Personal information
- Born: Glasnevin, County Dublin
- Height: 6 ft 3 in (191 cm)

Sport
- Sport: Gaelic football
- Position: Midfield

Club
- Years: Club
- 2005–: St Oliver Plunketts/Eoghan Ruadh

Inter-county
- Years: County / Apps (scores)
- 2007–2012: Dublin / 32 (0-5)

Inter-county titles
- Leinster titles: 4
- All-Irelands: 1

= Ross McConnell =

Irish Gaelic footballer

Ross McConnell is an Irish Gaelic footballer who plays for the St Oliver Plunketts/Eoghan Ruadh club and for the senior Dublin county team. McConnell is 6'3" tall

==Playing career==
===Inter-county===
McConnell made his league debut for Dublin against Limerick on Saturday 10 February 2007, in Dublin's first league win of the season.

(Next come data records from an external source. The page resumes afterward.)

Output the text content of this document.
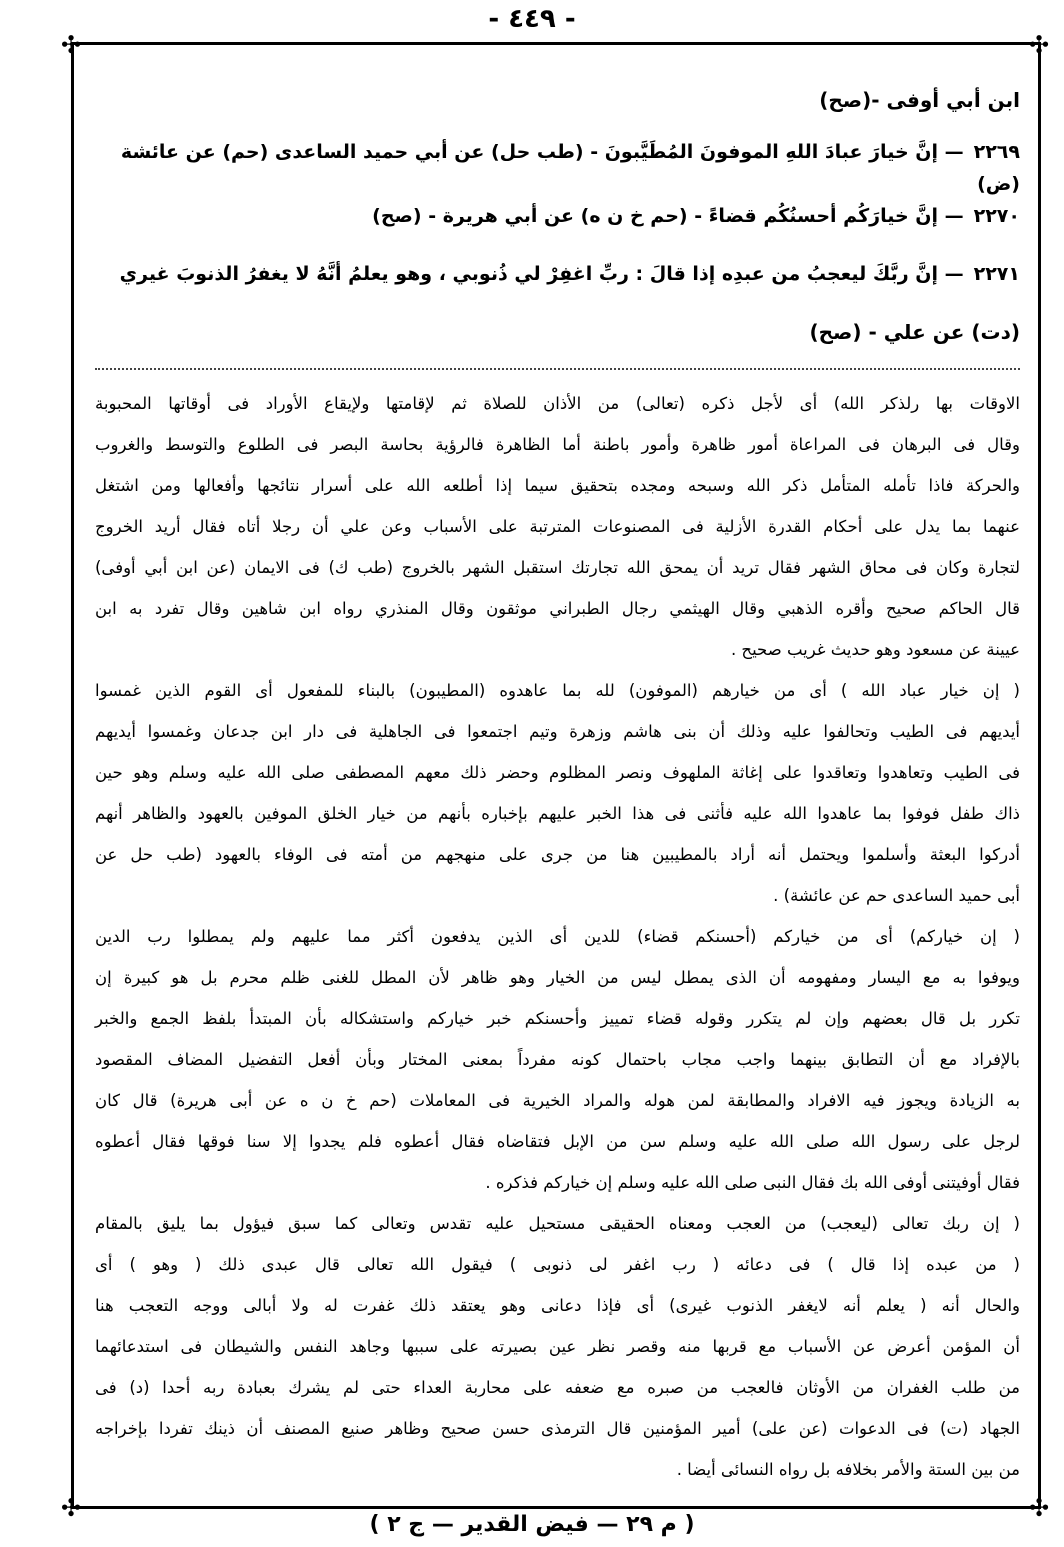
- ٤٤٩ -
✣	✣
✣	✣
ابن أبي أوفى -(صح)
٢٢٦٩— إنَّ خيارَ عبادَ اللهِ الموفونَ المُطَيَّبونَ - (طب حل) عن أبي حميد الساعدى (حم) عن عائشة (ض)
٢٢٧٠— إنَّ خيارَكُم أحسنُكُم قضاءً - (حم خ ن ه) عن أبي هريرة - (صح)
٢٢٧١— إنَّ ربَّكَ ليعجبُ من عبدِه إذا قالَ : ربِّ اغفِرْ لي ذُنوبي ، وهو يعلمُ أنَّهُ لا يغفرُ الذنوبَ غيري
(دت) عن علي - (صح)
الاوقات بها رلذكر الله) أى لأجل ذكره (تعالى) من الأذان للصلاة ثم لإقامتها ولإيقاع الأوراد فى أوقاتها المحبوبة
وقال فى البرهان فى المراعاة أمور ظاهرة وأمور باطنة أما الظاهرة فالرؤية بحاسة البصر فى الطلوع والتوسط والغروب
والحركة فاذا تأمله المتأمل ذكر الله وسبحه ومجده بتحقيق سيما إذا أطلعه الله على أسرار نتائجها وأفعالها ومن اشتغل
عنهما بما يدل على أحكام القدرة الأزلية فى المصنوعات المترتبة على الأسباب وعن علي أن رجلا أتاه فقال أريد الخروج
لتجارة وكان فى محاق الشهر فقال تريد أن يمحق الله تجارتك استقبل الشهر بالخروج (طب ك) فى الايمان (عن ابن أبي أوفى)
قال الحاكم صحيح وأقره الذهبي وقال الهيثمي رجال الطبراني موثقون وقال المنذري رواه ابن شاهين وقال تفرد به ابن
عيينة عن مسعود وهو حديث غريب صحيح .
( إن خيار عباد الله ) أى من خيارهم (الموفون) لله بما عاهدوه (المطيبون) بالبناء للمفعول أى القوم الذين غمسوا
أيديهم فى الطيب وتحالفوا عليه وذلك أن بنى هاشم وزهرة وتيم اجتمعوا فى الجاهلية فى دار ابن جدعان وغمسوا أيديهم
فى الطيب وتعاهدوا وتعاقدوا على إغاثة الملهوف ونصر المظلوم وحضر ذلك معهم المصطفى صلى الله عليه وسلم وهو حين
ذاك طفل فوفوا بما عاهدوا الله عليه فأثنى فى هذا الخبر عليهم بإخباره بأنهم من خيار الخلق الموفين بالعهود والظاهر أنهم
أدركوا البعثة وأسلموا ويحتمل أنه أراد بالمطيبين هنا من جرى على منهجهم من أمته فى الوفاء بالعهود (طب حل عن
أبى حميد الساعدى حم عن عائشة) .
( إن خياركم) أى من خياركم (أحسنكم قضاء) للدين أى الذين يدفعون أكثر مما عليهم ولم يمطلوا رب الدين
ويوفوا به مع اليسار ومفهومه أن الذى يمطل ليس من الخيار وهو ظاهر لأن المطل للغنى ظلم محرم بل هو كبيرة إن
تكرر بل قال بعضهم وإن لم يتكرر وقوله قضاء تمييز وأحسنكم خبر خياركم واستشكاله بأن المبتدأ بلفظ الجمع والخبر
بالإفراد مع أن التطابق بينهما واجب مجاب باحتمال كونه مفرداً بمعنى المختار وبأن أفعل التفضيل المضاف المقصود
به الزيادة ويجوز فيه الافراد والمطابقة لمن هوله والمراد الخيرية فى المعاملات (حم خ ن ه عن أبى هريرة) قال كان
لرجل على رسول الله صلى الله عليه وسلم سن من الإبل فتقاضاه فقال أعطوه فلم يجدوا إلا سنا فوقها فقال أعطوه
فقال أوفيتنى أوفى الله بك فقال النبى صلى الله عليه وسلم إن خياركم فذكره .
( إن ربك تعالى (ليعجب) من العجب ومعناه الحقيقى مستحيل عليه تقدس وتعالى كما سبق فيؤول بما يليق بالمقام
( من عبده إذا قال ) فى دعائه ( رب اغفر لى ذنوبى ) فيقول الله تعالى قال عبدى ذلك ( وهو ) أى
والحال أنه ( يعلم أنه لايغفر الذنوب غيرى) أى فإذا دعانى وهو يعتقد ذلك غفرت له ولا أبالى ووجه التعجب هنا
أن المؤمن أعرض عن الأسباب مع قربها منه وقصر نظر عين بصيرته على سببها وجاهد النفس والشيطان فى استدعائهما
من طلب الغفران من الأوثان فالعجب من صبره مع ضعفه على محاربة العداء حتى لم يشرك بعبادة ربه أحدا (د) فى
الجهاد (ت) فى الدعوات (عن على) أمير المؤمنين قال الترمذى حسن صحيح وظاهر صنيع المصنف أن ذينك تفردا بإخراجه
من بين الستة والأمر بخلافه بل رواه النسائى أيضا .
( م ٢٩ — فيض القدير — ج ٢ )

Dublin won the game by a scoreline of 0-14 to 1-10. He made his championship debut for Dublin against Meath in the quarter-final of the Leinster Senior Football Championship at Croke Park and played full back on the side which won the Leinster Senior football Championship on Sunday July 15. Ross was on Dublins winning team for the 2008 O'Byrne Cup winning team which defeated Longford in the final.

McConnell was sent off during the defeat to Cork in the 2010 All-Ireland semi-final.

==Family life==
McConnell's father played with Meath in the 1970s, while his grandfather Kevin senior was an All-Ireland medal winner with Meath in 1949 and 1954.